Why this matters: You can build collaborative or live-updating interfaces without managing your own socket server.
Edge Functions let you run server-side JavaScript or TypeScript using Deno. They're good for webhooks, background tasks, and any logic that shouldn't run on the client.
Why this matters: You can write custom backend logic without maintaining a full server or worrying about scaling.
The pgvector extension adds support for storing and searching embeddings — numerical representations of text, images, or other data. This allows you to search by meaning, not just by keywords.
Why this matters: You can add AI-style semantic search or recommendations directly to your database.
Supabase Studio is the web dashboard for managing your project: running SQL, browsing data, editing policies, and managing users.

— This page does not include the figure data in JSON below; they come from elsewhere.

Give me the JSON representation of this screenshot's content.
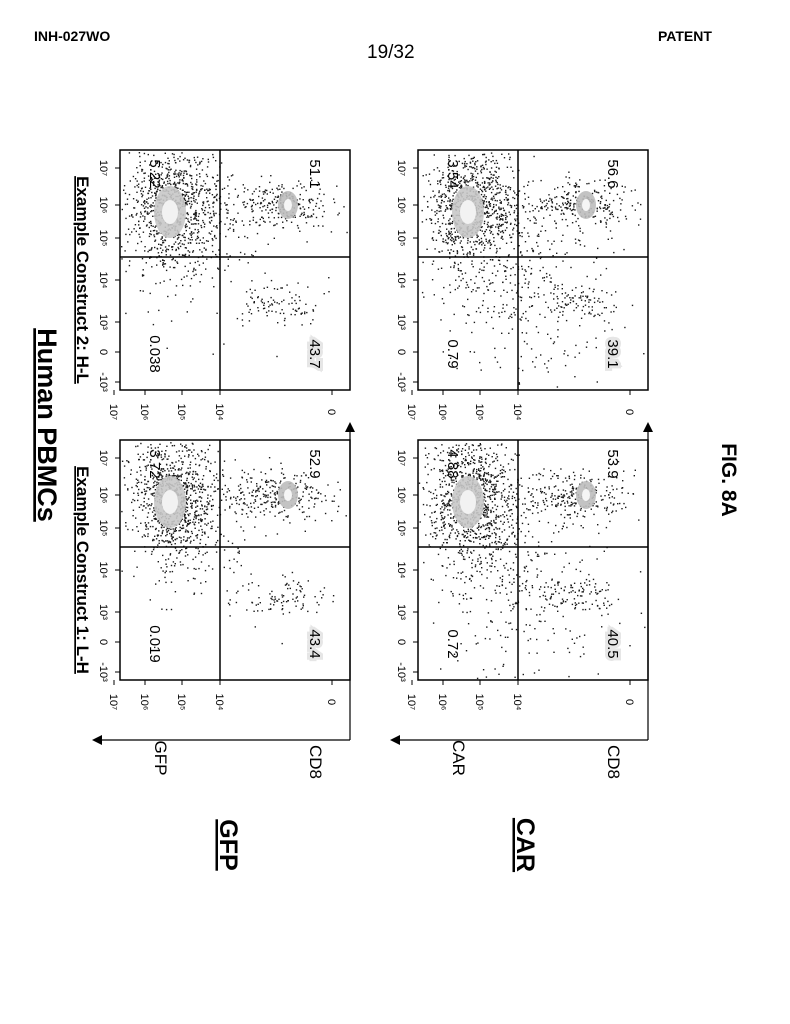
{
  "header": {
    "doc_id": "INH-027WO",
    "page_number": "19/32",
    "label": "PATENT"
  },
  "figure": {
    "title": "Human PBMCs",
    "caption": "FIG. 8A",
    "column_titles": [
      "Example Construct 1: L-H",
      "Example Construct 2: H-L"
    ],
    "row_labels": [
      "GFP",
      "CAR"
    ]
  },
  "chart_data": [
    {
      "type": "scatter",
      "row": "GFP",
      "construct": "Example Construct 1: L-H",
      "xlabel": "GFP",
      "ylabel": "CD8",
      "x_ticks": [
        "0",
        "10⁴",
        "10⁵",
        "10⁶",
        "10⁷"
      ],
      "y_ticks": [
        "-10³",
        "0",
        "10³",
        "10⁴",
        "10⁵",
        "10⁶",
        "10⁷"
      ],
      "gate": {
        "x": "10⁴",
        "y": "10⁴"
      },
      "quadrants": {
        "upper_left": "52.9",
        "upper_right": "3.72",
        "lower_left": "43.4",
        "lower_right": "0.019"
      }
    },
    {
      "type": "scatter",
      "row": "GFP",
      "construct": "Example Construct 2: H-L",
      "xlabel": "",
      "ylabel": "",
      "x_ticks": [
        "0",
        "10⁴",
        "10⁵",
        "10⁶",
        "10⁷"
      ],
      "y_ticks": [
        "-10³",
        "0",
        "10³",
        "10⁴",
        "10⁵",
        "10⁶",
        "10⁷"
      ],
      "gate": {
        "x": "10⁴",
        "y": "10⁴"
      },
      "quadrants": {
        "upper_left": "51.1",
        "upper_right": "5.22",
        "lower_left": "43.7",
        "lower_right": "0.038"
      }
    },
    {
      "type": "scatter",
      "row": "CAR",
      "construct": "Example Construct 1: L-H",
      "xlabel": "CAR",
      "ylabel": "CD8",
      "x_ticks": [
        "0",
        "10⁴",
        "10⁵",
        "10⁶",
        "10⁷"
      ],
      "y_ticks": [
        "-10³",
        "0",
        "10³",
        "10⁴",
        "10⁵",
        "10⁶",
        "10⁷"
      ],
      "gate": {
        "x": "10⁴",
        "y": "10⁴"
      },
      "quadrants": {
        "upper_left": "53.9",
        "upper_right": "4.88",
        "lower_left": "40.5",
        "lower_right": "0.72"
      }
    },
    {
      "type": "scatter",
      "row": "CAR",
      "construct": "Example Construct 2: H-L",
      "xlabel": "",
      "ylabel": "",
      "x_ticks": [
        "0",
        "10⁴",
        "10⁵",
        "10⁶",
        "10⁷"
      ],
      "y_ticks": [
        "-10³",
        "0",
        "10³",
        "10⁴",
        "10⁵",
        "10⁶",
        "10⁷"
      ],
      "gate": {
        "x": "10⁴",
        "y": "10⁴"
      },
      "quadrants": {
        "upper_left": "56.6",
        "upper_right": "3.54",
        "lower_left": "39.1",
        "lower_right": "0.79"
      }
    }
  ]
}
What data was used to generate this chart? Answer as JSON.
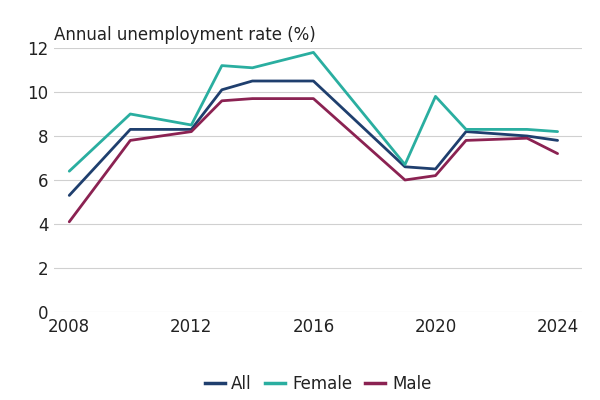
{
  "title": "Annual unemployment rate (%)",
  "years": [
    2008,
    2010,
    2012,
    2013,
    2014,
    2016,
    2019,
    2020,
    2021,
    2023,
    2024
  ],
  "all": [
    5.3,
    8.3,
    8.3,
    10.1,
    10.5,
    10.5,
    6.6,
    6.5,
    8.2,
    8.0,
    7.8
  ],
  "female": [
    6.4,
    9.0,
    8.5,
    11.2,
    11.1,
    11.8,
    6.7,
    9.8,
    8.3,
    8.3,
    8.2
  ],
  "male": [
    4.1,
    7.8,
    8.2,
    9.6,
    9.7,
    9.7,
    6.0,
    6.2,
    7.8,
    7.9,
    7.2
  ],
  "all_color": "#1f3f6e",
  "female_color": "#2aaea0",
  "male_color": "#8b2252",
  "line_width": 2.0,
  "ylim": [
    0,
    12
  ],
  "yticks": [
    0,
    2,
    4,
    6,
    8,
    10,
    12
  ],
  "xlim": [
    2007.5,
    2024.8
  ],
  "xticks": [
    2008,
    2012,
    2016,
    2020,
    2024
  ],
  "legend_labels": [
    "All",
    "Female",
    "Male"
  ],
  "bg_color": "#ffffff",
  "grid_color": "#d0d0d0",
  "title_fontsize": 12,
  "tick_fontsize": 12
}
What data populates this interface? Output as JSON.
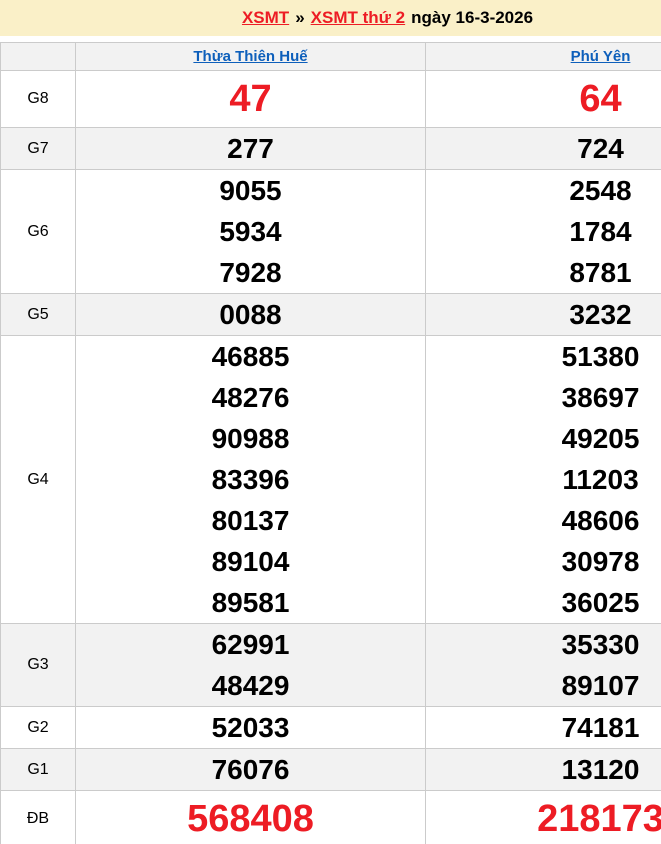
{
  "title": {
    "link1": "XSMT",
    "separator": "»",
    "link2": "XSMT thứ 2",
    "suffix": "ngày 16-3-2026"
  },
  "columns": [
    "Thừa Thiên Huế",
    "Phú Yên"
  ],
  "prizes": [
    {
      "id": "g8",
      "label": "G8",
      "highlight": true,
      "shade": false,
      "thua_thien_hue": [
        "47"
      ],
      "phu_yen": [
        "64"
      ]
    },
    {
      "id": "g7",
      "label": "G7",
      "highlight": false,
      "shade": true,
      "thua_thien_hue": [
        "277"
      ],
      "phu_yen": [
        "724"
      ]
    },
    {
      "id": "g6",
      "label": "G6",
      "highlight": false,
      "shade": false,
      "thua_thien_hue": [
        "9055",
        "5934",
        "7928"
      ],
      "phu_yen": [
        "2548",
        "1784",
        "8781"
      ]
    },
    {
      "id": "g5",
      "label": "G5",
      "highlight": false,
      "shade": true,
      "thua_thien_hue": [
        "0088"
      ],
      "phu_yen": [
        "3232"
      ]
    },
    {
      "id": "g4",
      "label": "G4",
      "highlight": false,
      "shade": false,
      "thua_thien_hue": [
        "46885",
        "48276",
        "90988",
        "83396",
        "80137",
        "89104",
        "89581"
      ],
      "phu_yen": [
        "51380",
        "38697",
        "49205",
        "11203",
        "48606",
        "30978",
        "36025"
      ]
    },
    {
      "id": "g3",
      "label": "G3",
      "highlight": false,
      "shade": true,
      "thua_thien_hue": [
        "62991",
        "48429"
      ],
      "phu_yen": [
        "35330",
        "89107"
      ]
    },
    {
      "id": "g2",
      "label": "G2",
      "highlight": false,
      "shade": false,
      "thua_thien_hue": [
        "52033"
      ],
      "phu_yen": [
        "74181"
      ]
    },
    {
      "id": "g1",
      "label": "G1",
      "highlight": false,
      "shade": true,
      "thua_thien_hue": [
        "76076"
      ],
      "phu_yen": [
        "13120"
      ]
    },
    {
      "id": "db",
      "label": "ĐB",
      "highlight": true,
      "shade": false,
      "thua_thien_hue": [
        "568408"
      ],
      "phu_yen": [
        "218173"
      ]
    }
  ],
  "colors": {
    "accent_red": "#ED1C24",
    "link_blue": "#0D5FBB",
    "header_yellow": "#FAF0C8",
    "row_shade": "#F2F2F2",
    "border": "#CBCBCB"
  }
}
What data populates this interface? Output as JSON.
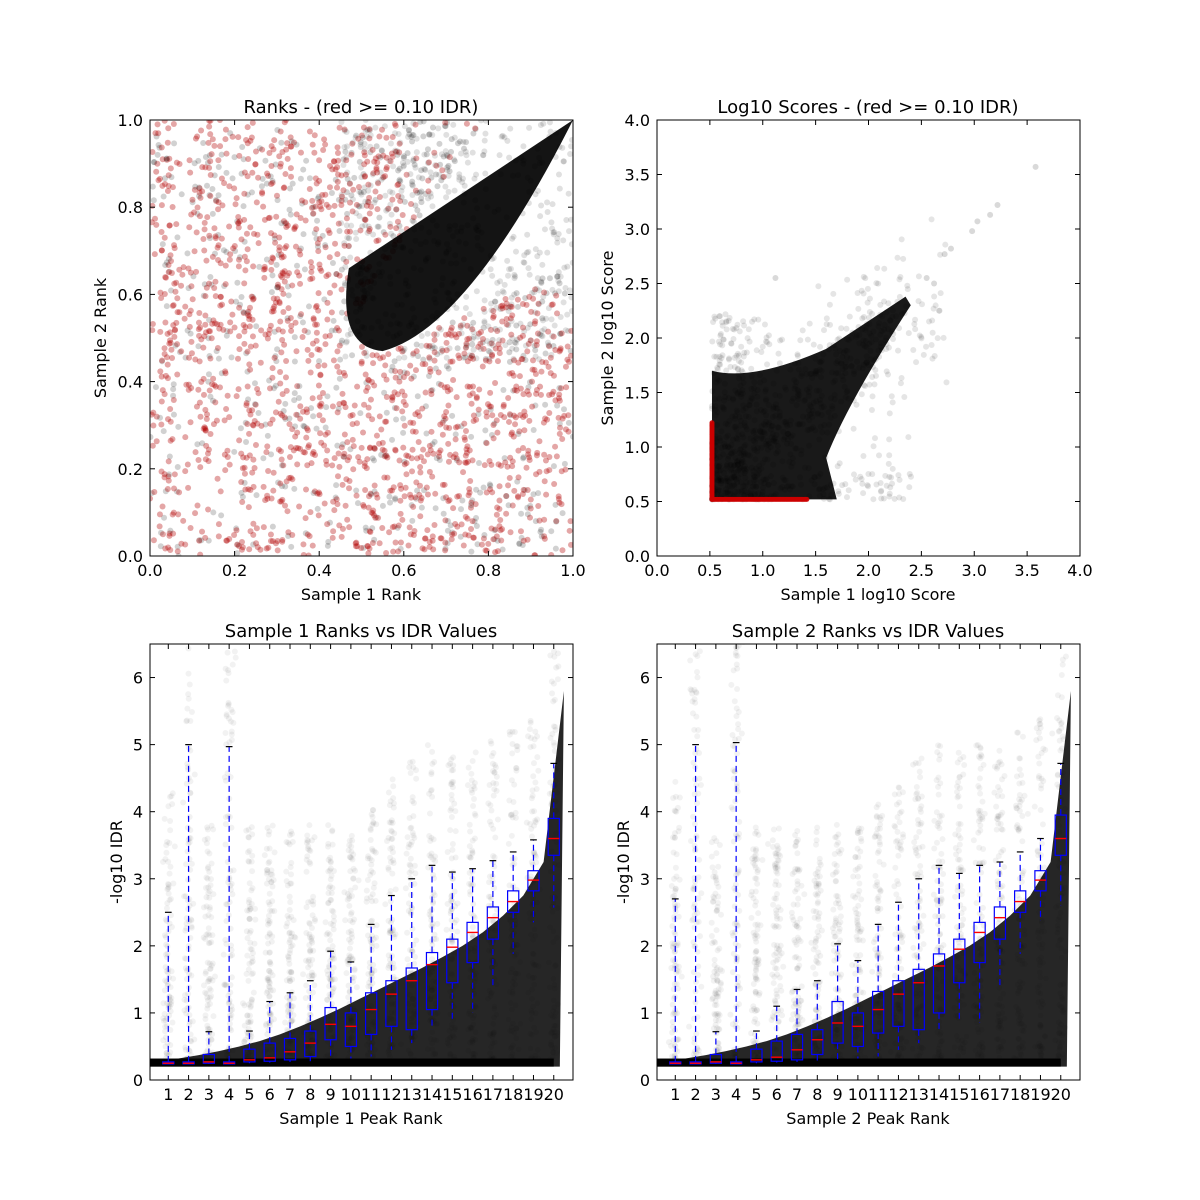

The CLI is for local development and migrations, so your schema can live alongside your code.
Why this matters: You can move smoothly between GUI and code, keeping your database versioned and reproducible.
When your app makes a request, it goes through a simple path:
Edge Functions can follow the same pattern — they can call the APIs or connect directly to Postgres when they need more control.
Supabase gives you the power of Postgres with the convenience of a fully integrated backend platform.